Danau Napabale ini menjadi salah satu destinasi yang tak jauh dari Kota Raha. 

Anda hanya perlu melakukan perjalanan sekitar 30 menit untuk sampai ke titik destinasi wisata

Di sini, suguhan pemandangan alam yang memanjakan mata akan membuat Anda terpukau. 

Selain itu, air laut yang hijau dipadu dengan gugusan pulau karang menambah eksotisnya pemandangan. 

Anda bisa melakukan sejumlah aktivitas untuk mengeksplor destinasi Danau Napabale di Desa Lohia ini. 
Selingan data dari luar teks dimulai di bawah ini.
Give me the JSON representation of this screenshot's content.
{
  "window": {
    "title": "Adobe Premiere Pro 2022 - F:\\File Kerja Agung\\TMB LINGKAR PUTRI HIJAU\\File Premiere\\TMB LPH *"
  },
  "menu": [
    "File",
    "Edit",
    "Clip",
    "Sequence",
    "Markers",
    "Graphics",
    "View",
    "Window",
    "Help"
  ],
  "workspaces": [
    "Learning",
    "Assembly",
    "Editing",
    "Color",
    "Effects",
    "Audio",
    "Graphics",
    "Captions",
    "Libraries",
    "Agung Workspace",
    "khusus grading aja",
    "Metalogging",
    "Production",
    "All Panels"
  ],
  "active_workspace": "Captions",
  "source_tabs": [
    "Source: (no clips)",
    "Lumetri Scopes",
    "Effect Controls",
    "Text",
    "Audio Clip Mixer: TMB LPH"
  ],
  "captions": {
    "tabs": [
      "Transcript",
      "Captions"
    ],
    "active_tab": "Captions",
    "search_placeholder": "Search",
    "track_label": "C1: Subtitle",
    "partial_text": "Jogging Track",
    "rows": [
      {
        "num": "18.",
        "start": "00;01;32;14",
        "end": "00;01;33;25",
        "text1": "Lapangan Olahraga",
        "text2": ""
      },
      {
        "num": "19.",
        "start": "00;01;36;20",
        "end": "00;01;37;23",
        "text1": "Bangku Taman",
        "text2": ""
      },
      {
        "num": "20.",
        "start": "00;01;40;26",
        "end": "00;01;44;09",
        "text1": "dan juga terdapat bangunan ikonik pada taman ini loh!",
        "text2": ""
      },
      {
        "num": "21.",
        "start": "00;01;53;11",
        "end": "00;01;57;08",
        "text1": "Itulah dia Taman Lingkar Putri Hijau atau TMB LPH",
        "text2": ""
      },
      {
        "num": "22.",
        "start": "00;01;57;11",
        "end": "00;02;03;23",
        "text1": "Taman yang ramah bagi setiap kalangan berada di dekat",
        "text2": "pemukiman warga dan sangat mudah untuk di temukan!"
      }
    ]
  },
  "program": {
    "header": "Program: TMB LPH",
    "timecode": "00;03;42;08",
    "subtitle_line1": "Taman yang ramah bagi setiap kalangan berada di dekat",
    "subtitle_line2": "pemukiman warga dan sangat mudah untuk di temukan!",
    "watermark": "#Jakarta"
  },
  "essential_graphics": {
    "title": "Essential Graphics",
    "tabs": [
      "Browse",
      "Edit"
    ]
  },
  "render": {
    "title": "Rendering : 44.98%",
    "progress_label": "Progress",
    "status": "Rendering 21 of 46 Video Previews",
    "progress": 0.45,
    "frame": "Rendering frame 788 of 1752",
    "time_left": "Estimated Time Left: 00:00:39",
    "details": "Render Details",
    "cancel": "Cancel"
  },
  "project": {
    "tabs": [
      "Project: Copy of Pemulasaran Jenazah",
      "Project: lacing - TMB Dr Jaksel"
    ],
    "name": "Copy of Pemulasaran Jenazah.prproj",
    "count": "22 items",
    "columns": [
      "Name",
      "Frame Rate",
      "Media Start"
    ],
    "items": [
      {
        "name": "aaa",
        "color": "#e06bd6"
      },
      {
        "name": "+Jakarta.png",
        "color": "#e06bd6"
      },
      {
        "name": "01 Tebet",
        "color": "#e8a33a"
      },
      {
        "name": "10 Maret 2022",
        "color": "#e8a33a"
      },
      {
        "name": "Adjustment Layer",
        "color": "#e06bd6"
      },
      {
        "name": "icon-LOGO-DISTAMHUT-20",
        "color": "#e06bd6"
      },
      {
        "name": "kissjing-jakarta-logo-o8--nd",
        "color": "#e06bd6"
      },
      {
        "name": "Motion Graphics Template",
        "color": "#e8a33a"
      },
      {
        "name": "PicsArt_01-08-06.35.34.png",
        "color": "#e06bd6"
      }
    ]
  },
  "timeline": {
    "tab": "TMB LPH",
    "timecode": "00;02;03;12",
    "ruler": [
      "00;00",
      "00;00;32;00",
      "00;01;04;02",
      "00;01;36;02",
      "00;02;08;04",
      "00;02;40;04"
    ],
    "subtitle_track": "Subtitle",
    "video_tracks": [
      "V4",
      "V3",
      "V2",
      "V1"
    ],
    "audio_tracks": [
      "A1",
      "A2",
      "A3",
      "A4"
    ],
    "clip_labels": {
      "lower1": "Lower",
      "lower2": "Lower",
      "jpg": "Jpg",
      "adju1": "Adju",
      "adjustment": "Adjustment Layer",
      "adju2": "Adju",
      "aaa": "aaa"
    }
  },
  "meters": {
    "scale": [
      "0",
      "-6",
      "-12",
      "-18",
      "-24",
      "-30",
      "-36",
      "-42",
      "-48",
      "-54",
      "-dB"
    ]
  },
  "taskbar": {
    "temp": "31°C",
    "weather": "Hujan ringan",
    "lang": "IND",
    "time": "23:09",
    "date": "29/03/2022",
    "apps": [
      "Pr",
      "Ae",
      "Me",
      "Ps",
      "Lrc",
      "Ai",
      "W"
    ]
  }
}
Mulai dari memasuki terowongan yang terbuat alami dari karang. 

Baca juga: Selain Danau Napabale Muna Ada Wisata Tersembunyi, Ubur-ubur Tak Menyengat di Kelilingi Karang Atol

Terowongan ini akan hilang tertutup air saat, kondisi laut sedang pasang. 

Namun ketika surut, Anda bisa melewatinya sambil melihat ornamen dalam terowongan yang bertekstur. 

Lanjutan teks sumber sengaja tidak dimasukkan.